Sans innovations technologiques, le « Made in Italy » se retrouve confronté à un possible déclassement de son industrie. Mais c’est sans compter sur la créativité et la rapide capacité d’adaptation des Italiens. Élément essentiel du kit de survie post-confinement, le développement du numérique (communication, e-commerce, télétravail, etc.) est la porte de salut de ce fleuron de l’économie italienne. D’autant plus que comme la France, la péninsule a accumulé beaucoup de retard dans ce domaine.
Lors de la première vague, les Italiens qui préfèrent habituellement la vente physique ont vu leurs habitudes de consommation contrariées par le confinement, puis par les mesures plus ou moins restrictives pendant l’entre-deux-vagues. Et si cela a bénéficié au géant Amazon ainsi qu’à de nombreuses enseignes de prêt-à-porter (Mango, Zara, H&M, etc.), beaucoup de marques locales ont durement payé leur manque de numérisation.
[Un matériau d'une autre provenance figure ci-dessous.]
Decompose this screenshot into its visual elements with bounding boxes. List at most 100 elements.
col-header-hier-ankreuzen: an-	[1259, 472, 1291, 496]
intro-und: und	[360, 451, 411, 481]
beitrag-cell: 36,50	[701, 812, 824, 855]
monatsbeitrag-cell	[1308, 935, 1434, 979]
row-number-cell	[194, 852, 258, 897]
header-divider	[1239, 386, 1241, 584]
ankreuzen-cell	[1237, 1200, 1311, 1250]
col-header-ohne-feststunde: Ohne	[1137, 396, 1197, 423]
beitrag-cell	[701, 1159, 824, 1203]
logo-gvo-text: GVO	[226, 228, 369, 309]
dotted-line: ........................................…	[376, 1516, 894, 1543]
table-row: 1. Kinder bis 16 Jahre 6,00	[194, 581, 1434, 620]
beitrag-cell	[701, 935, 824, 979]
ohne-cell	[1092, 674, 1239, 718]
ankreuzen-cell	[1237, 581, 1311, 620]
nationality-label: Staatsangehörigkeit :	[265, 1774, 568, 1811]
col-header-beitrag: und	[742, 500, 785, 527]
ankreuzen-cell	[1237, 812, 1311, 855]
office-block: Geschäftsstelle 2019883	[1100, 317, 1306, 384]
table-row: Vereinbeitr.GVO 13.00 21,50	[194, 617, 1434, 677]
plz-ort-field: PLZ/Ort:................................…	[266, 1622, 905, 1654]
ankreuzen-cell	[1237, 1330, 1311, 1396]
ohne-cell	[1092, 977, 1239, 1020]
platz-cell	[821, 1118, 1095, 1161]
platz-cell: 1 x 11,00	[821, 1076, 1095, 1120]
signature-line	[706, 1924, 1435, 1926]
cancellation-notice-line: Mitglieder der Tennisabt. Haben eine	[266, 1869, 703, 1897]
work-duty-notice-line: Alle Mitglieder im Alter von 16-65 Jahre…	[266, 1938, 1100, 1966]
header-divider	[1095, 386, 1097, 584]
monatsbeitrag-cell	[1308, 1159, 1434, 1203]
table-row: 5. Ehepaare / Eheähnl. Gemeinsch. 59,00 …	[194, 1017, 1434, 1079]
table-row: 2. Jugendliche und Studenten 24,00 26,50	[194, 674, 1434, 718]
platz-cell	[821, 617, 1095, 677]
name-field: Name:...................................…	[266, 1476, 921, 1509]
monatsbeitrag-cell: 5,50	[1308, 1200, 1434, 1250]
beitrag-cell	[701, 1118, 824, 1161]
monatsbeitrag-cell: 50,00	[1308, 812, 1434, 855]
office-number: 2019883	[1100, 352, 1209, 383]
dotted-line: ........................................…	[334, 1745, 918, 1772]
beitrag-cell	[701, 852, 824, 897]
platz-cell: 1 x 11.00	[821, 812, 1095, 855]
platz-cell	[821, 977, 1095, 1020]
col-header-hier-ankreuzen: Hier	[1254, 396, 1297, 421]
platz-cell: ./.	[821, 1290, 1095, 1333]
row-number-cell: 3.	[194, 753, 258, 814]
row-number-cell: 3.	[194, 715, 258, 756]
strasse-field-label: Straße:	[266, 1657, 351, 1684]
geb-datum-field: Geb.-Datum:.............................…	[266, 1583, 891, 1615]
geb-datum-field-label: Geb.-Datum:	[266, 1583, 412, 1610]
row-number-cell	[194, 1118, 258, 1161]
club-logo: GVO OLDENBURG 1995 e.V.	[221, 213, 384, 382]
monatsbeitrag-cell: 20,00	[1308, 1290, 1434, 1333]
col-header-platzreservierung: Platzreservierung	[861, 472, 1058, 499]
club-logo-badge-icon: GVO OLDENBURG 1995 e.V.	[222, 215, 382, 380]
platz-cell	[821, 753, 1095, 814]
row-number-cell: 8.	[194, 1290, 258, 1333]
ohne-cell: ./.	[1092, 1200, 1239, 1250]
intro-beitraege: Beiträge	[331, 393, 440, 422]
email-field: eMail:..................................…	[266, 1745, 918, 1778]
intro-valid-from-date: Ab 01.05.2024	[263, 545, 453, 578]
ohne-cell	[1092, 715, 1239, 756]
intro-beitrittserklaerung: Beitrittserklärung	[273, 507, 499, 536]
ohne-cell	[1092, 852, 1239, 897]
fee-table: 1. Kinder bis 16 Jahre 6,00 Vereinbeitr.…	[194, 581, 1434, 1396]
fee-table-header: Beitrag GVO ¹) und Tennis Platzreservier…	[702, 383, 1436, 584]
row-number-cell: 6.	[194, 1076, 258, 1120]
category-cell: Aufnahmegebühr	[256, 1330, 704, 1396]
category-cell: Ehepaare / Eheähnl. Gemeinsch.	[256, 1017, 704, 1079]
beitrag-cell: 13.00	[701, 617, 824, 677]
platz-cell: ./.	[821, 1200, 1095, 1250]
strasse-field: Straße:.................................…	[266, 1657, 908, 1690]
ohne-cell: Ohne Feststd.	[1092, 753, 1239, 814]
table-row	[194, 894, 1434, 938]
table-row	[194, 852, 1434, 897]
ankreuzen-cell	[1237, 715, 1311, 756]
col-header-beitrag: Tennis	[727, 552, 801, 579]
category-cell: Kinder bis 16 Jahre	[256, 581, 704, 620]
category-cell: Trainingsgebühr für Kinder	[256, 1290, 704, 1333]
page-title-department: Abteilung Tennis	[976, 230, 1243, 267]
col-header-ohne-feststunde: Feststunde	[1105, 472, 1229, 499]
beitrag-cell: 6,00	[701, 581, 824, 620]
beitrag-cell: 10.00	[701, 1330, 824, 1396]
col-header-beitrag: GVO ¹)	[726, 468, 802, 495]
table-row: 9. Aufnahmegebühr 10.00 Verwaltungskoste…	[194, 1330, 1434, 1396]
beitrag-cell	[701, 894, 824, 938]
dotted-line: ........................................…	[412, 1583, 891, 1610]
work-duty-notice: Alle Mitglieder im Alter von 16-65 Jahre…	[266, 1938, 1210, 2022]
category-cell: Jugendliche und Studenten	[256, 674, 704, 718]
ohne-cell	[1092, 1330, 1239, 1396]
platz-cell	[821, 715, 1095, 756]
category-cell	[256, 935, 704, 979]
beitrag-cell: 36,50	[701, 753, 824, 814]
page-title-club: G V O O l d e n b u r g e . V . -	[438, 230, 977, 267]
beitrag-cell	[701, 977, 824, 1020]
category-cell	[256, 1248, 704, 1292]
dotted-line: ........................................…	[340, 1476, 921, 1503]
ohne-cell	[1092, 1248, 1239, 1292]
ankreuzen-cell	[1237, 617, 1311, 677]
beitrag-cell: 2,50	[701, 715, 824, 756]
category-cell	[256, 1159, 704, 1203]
D’autant plus que les services de vente digitale étaient déterminés par les conditions sanitaires de travail de leurs salariés.
Pour remédier à cela, l’agence publique Italian Trade Agency (ITA) qui soutient les PME italiennes capables d’allier innovation et tradition, ainsi que les entreprises familiales offrant des produits démontrant un savoir-faire de haute qualité, mais ayant des capacités de production réduites, a par exemple mis à disposition de l’industrie une plateforme digitale permettant aux marques de faciliter leurs échanges commerciaux avec leurs clients (particuliers et entreprises).
« La mode est une industrie saisonnière, et certaines dates ne sont pas négociables, » a très justement relevé Carlo Capasa, le président la Chambre Nationale de la Mode Italienne. Or, en raison des mesures restrictives, les salons, fashion week, showrooms et autres évènements rythmant l’univers de la mode, se sont retrouvés paralysés pendant plusieurs semaines, avant de pouvoir investir dans l’alternative numérique. Lancé le 24 septembre 2020, le site EXTRAITASTYLE offre par exemple à près de 80 marques présélectionnées par l’ITA, une plateforme digitale pour présenter leurs collections de manière originale, tout en interagissant avec leurs clients.
Loin d’être en reste, la célèbre Fashion Week de Milan, malgré des annulations successives a fini par digitaliser ses défilés de mode, avant d’opter pour une option phygitale à la fin de mois de septembre. Résultat 64 défilés ont pu se dérouler, dont 23 en présentiel, non pas sans essuyer quelques critiques. Ainsi Etro, Sportmax, Max Mara et bien d’autres se sont vu reprocher leur manque de précautions, ainsi qu’une certaine légèreté quant à l’approche imminente de la seconde vague, dans la mesure où, contrairement aux designers et aux invités, les modèles ne portaient pas de masques durant les défilés. Pour les 41 autres défilés, le génie et la créativité étaient le mot d’ordre, afin de rendre l’expérience de la Fashion Week en ligne inoubliable.